It would be tempting for Joseph Ianniello to think the replacement of Richard Parsons by Strauss Zelnick as CBS’s interim Chairman is no big deal. After all, he survived the CBS-Viacom board battle and court case. He survived the debacle of Les Moonves’ MeToo meltdown and came out on top as Interim CEO when Parsons came in and cleaned things up. Tempting to think no big deal, but wrong. Ianniello needs to hit a reset button and act like he’s in a new job with a new boss.

As I’ve said throughout this series, executive onboarding is the key to accelerating success and reducing risk in a new job. People generally fail in new executive roles because of poor fit, poor delivery or poor adjustment to a change down the road. They accelerate success by 1) getting a head start, 2) managing the message, 3) setting direction and building the team and 4) sustaining momentum and delivering results. Ianniello’s situation is particularly complicated as an interim leader with a new interim boss.
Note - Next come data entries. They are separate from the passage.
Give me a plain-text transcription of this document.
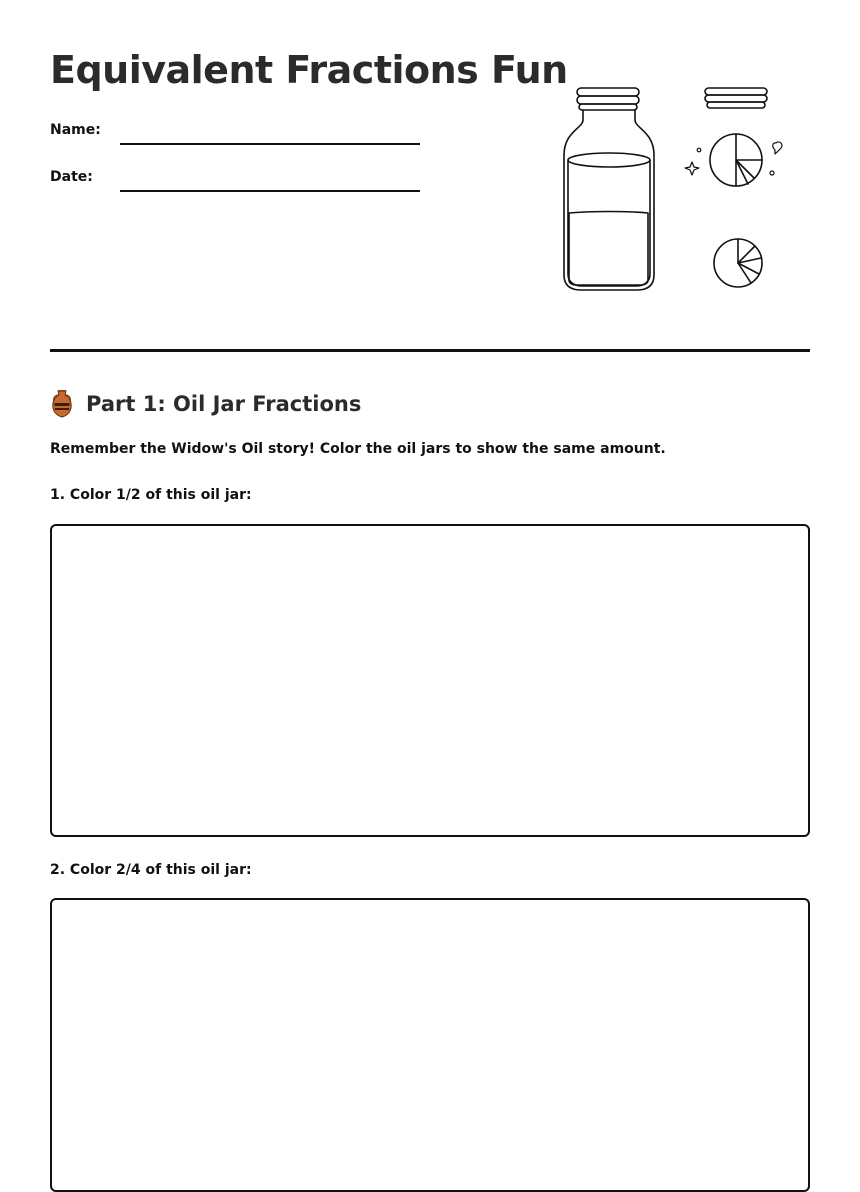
Equivalent Fractions Fun
Name:
Date:
Part 1: Oil Jar Fractions

Remember the Widow's Oil story! Color the oil jars to show the same amount.

1. Color 1/2 of this oil jar:

2. Color 2/4 of this oil jar:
Fellow Forbes contributor Jonathan Berr described just how complicated this is in his article on Richard Parsons’ Abrupt Departure From CBS Board Adds To Backstage Drama. Ianniello needs to apply interim leadership thinking and new boss thinking at the same time, now.

Interim Leadership Framework

  • Environment: Understand the context including whether the job is yours to lose or not.
  • Values: Understand what matters and why – what you must accomplish and what principles you cannot violate.
  • Attitude: Adopt the right attitude for the situation, making appropriate strategic, posture and cultural choices.
  • Relationships: Whether the leadership role is permanent of interim, the heart of leadership is always connecting with other.
  • Behaviors: In an interim role think in terms of two time frames for impact: things that impact current results and things that lay the foundation for future results.
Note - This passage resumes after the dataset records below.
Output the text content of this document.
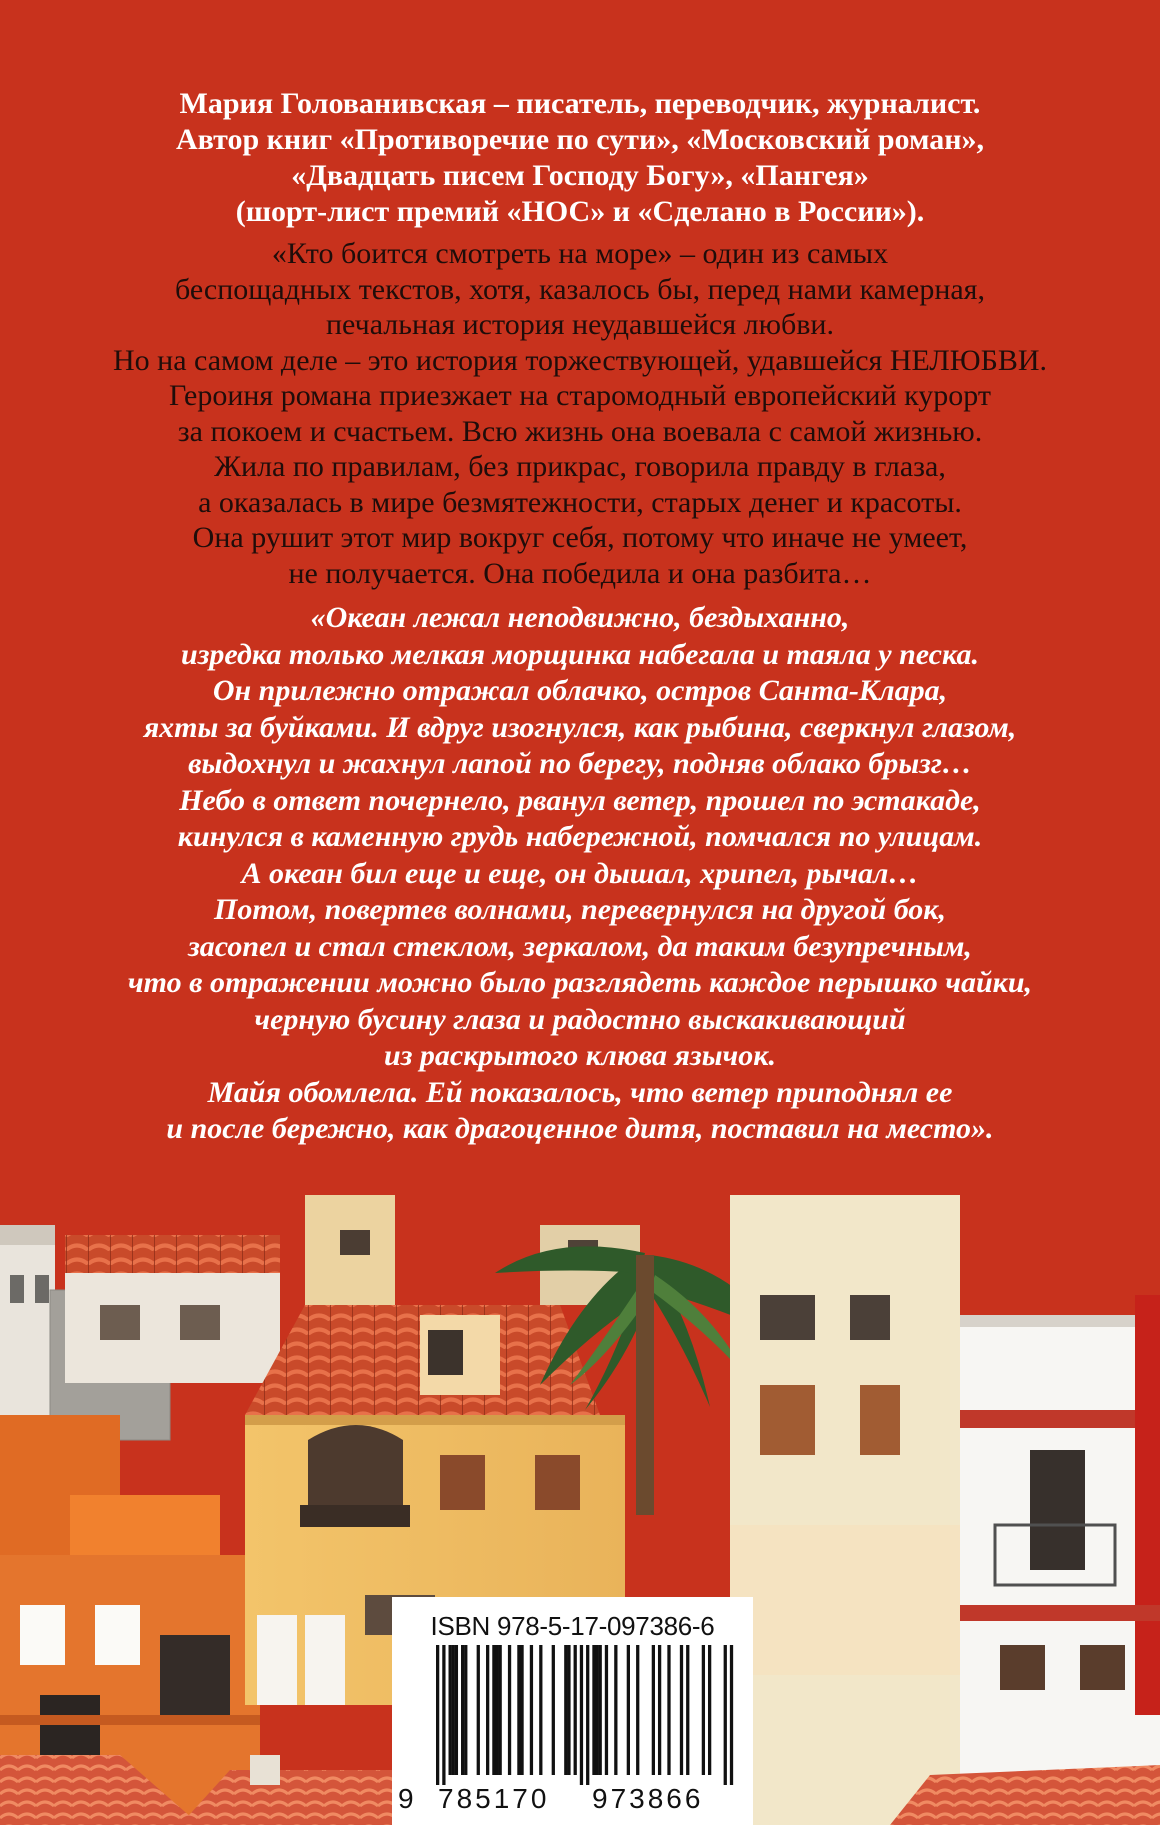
Мария Голованивская – писатель, переводчик, журналист.
Автор книг «Противоречие по сути», «Московский роман»,
«Двадцать писем Господу Богу», «Пангея»
(шорт-лист премий «НОС» и «Сделано в России»).
«Кто боится смотреть на море» – один из самых
беспощадных текстов, хотя, казалось бы, перед нами камерная,
печальная история неудавшейся любви.
Но на самом деле – это история торжествующей, удавшейся НЕЛЮБВИ.
Героиня романа приезжает на старомодный европейский курорт
за покоем и счастьем. Всю жизнь она воевала с самой жизнью.
Жила по правилам, без прикрас, говорила правду в глаза,
а оказалась в мире безмятежности, старых денег и красоты.
Она рушит этот мир вокруг себя, потому что иначе не умеет,
не получается. Она победила и она разбита…
«Океан лежал неподвижно, бездыханно,
изредка только мелкая морщинка набегала и таяла у песка.
Он прилежно отражал облачко, остров Санта-Клара,
яхты за буйками. И вдруг изогнулся, как рыбина, сверкнул глазом,
выдохнул и жахнул лапой по берегу, подняв облако брызг…
Небо в ответ почернело, рванул ветер, прошел по эстакаде,
кинулся в каменную грудь набережной, помчался по улицам.
А океан бил еще и еще, он дышал, хрипел, рычал…
Потом, повертев волнами, перевернулся на другой бок,
засопел и стал стеклом, зеркалом, да таким безупречным,
что в отражении можно было разглядеть каждое перышко чайки,
черную бусину глаза и радостно выскакивающий
из раскрытого клюва язычок.
Майя обомлела. Ей показалось, что ветер приподнял ее
и после бережно, как драгоценное дитя, поставил на место».
ISBN 978-5-17-097386-6
9 785170 973866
Seven Keys To Adjusting To A New Boss

  1. Foundation: Treat your new boss decently as a human being. Make him or her feel welcome, valued and valuable. Enable the new boss to do good work. Do your job well – not the boss’.
  2. Attitude: Choose to be optimistic. Believe the best about your new boss. Focus on these positives at all times with all people.
  3. Approach: Proactively tell your new boss that you want to be part of the new team and follow up with actions to reinforce this.
  4. Learning: Present a realistic and honest game plan to help the boss learn. Seek out the new boss’s perspective early and often, and be open to new directions.
  5. Expectations: Understand and move on your new boss’ agenda immediately. Know the boss’ priorities. Know what the new boss thinks your priorities should be.
  6. Implementation: Adjust to your new boss’ working style immediately. This is a hard shift, not an evolution around control points, decision-making and communication.
  7. Delivery: Be on your “A” game. Be present and “on” – everything done by you and your team will be part of your new boss’ evaluation of you. Deliver early wins that are important to your new boss and to the people he or she listens to. In a restart, the score is reset. Your old wins and your team’s old wins are history.

Implications for Ianiello

  • Interim thinking: The job is his to lose. He must continue to help clean up the current mess while also laying the foundation for future results during his tenure as permanent CEO.
  • New boss: The key for him is not to assume anything. He needs to reapply for the interim role while continuing to prove himself for the permanent role. He needs to move on Zelnick’s agenda and adapt to Zelnick’s style now.
  • Deliver results: What matters most to everyone at CBS is results. Iannello and his team need to continue to win. That covers a multitude of sins.